Pequenas centrais hidrelétricas (PCHs), usinas eólicas e unidades movidas a biomassa vão contribuir para manter a elevada participação das fontes de energia limpa e renovável no país, mas tornam mais complexa a operação, com riscos crescentes dos chamados “apaguinhos”.

Para ampliar a oferta e melhorar a segurança do sistema de produção de energia, o país busca novas formas de geração ambientalmente corretas. Afinal, só assim, a economia do país poderá crescer de forma sustentável. Até 2021, 9% da energia consumida pelos brasileiros deve ser gerada pelos ventos. Hoje, essa participação é de apenas 1%. Para incentivar a energia solar, acabam de ser criadas novas regras para reduzir as barreiras à instalação de placas de captação solar. Pelo modelo, o consumidor ou a empresa que produza mais energia do que consome poderá injetar a sobra no sistema e receber os créditos correspondentes na sua conta de luz. Um avanço significativo.
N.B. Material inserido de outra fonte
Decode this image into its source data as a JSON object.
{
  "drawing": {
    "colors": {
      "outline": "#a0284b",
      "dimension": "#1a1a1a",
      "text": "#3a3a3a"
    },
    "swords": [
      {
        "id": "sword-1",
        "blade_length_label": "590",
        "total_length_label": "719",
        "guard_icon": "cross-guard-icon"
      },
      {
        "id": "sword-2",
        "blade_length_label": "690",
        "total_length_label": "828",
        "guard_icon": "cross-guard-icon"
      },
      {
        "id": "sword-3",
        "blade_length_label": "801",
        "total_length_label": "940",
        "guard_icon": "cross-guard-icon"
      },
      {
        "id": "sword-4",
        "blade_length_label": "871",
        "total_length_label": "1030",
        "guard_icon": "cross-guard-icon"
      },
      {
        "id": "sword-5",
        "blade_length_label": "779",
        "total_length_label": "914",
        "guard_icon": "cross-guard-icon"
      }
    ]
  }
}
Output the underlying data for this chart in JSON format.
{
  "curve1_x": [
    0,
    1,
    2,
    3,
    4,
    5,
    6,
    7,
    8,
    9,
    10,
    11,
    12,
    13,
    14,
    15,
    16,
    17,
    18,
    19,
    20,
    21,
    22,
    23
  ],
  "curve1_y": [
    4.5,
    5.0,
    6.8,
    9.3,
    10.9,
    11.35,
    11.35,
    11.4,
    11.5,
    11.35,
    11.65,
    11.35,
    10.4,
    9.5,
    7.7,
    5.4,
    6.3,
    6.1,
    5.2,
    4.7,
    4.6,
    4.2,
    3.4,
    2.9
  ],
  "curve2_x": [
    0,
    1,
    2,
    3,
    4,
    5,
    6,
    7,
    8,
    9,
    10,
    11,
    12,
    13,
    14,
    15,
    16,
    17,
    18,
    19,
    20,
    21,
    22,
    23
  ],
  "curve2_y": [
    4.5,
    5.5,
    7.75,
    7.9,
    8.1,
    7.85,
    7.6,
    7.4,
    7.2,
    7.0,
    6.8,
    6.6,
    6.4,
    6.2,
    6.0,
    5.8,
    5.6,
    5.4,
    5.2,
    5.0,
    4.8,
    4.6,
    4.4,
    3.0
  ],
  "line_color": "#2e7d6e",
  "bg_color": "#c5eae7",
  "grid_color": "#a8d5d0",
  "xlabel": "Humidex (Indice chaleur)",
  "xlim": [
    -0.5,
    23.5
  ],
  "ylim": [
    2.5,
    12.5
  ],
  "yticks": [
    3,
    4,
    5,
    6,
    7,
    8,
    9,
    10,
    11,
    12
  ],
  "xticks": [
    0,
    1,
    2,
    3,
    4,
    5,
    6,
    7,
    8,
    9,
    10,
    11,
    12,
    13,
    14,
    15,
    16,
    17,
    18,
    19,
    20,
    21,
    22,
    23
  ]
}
Vem energia até das ondas dos mares, como mostra uma experiência pioneira no Ceará.

Outra boa notícia está do setor petrolífero: houve uma grande transformação desde a descoberta das reservas de pré-sal, em 2007. Com os novos recursos, o Brasil pode mais do que triplicar suas reservas de petróleo e entrar no seleto clube dos maiores produtores mundiais – hoje o Brasil está na 14ª colocação no ranking das maiores reservas.

Para avançar no setor, o desafio é superar dificuldades tecnológicas para explorar petróleo a uma profundidade de cinco mil a sete mil metros abaixo do nível do mar.

Com novas descobertas, o país ganha ainda espaço no mapa mundial das reservas de gás convencional e não convencional.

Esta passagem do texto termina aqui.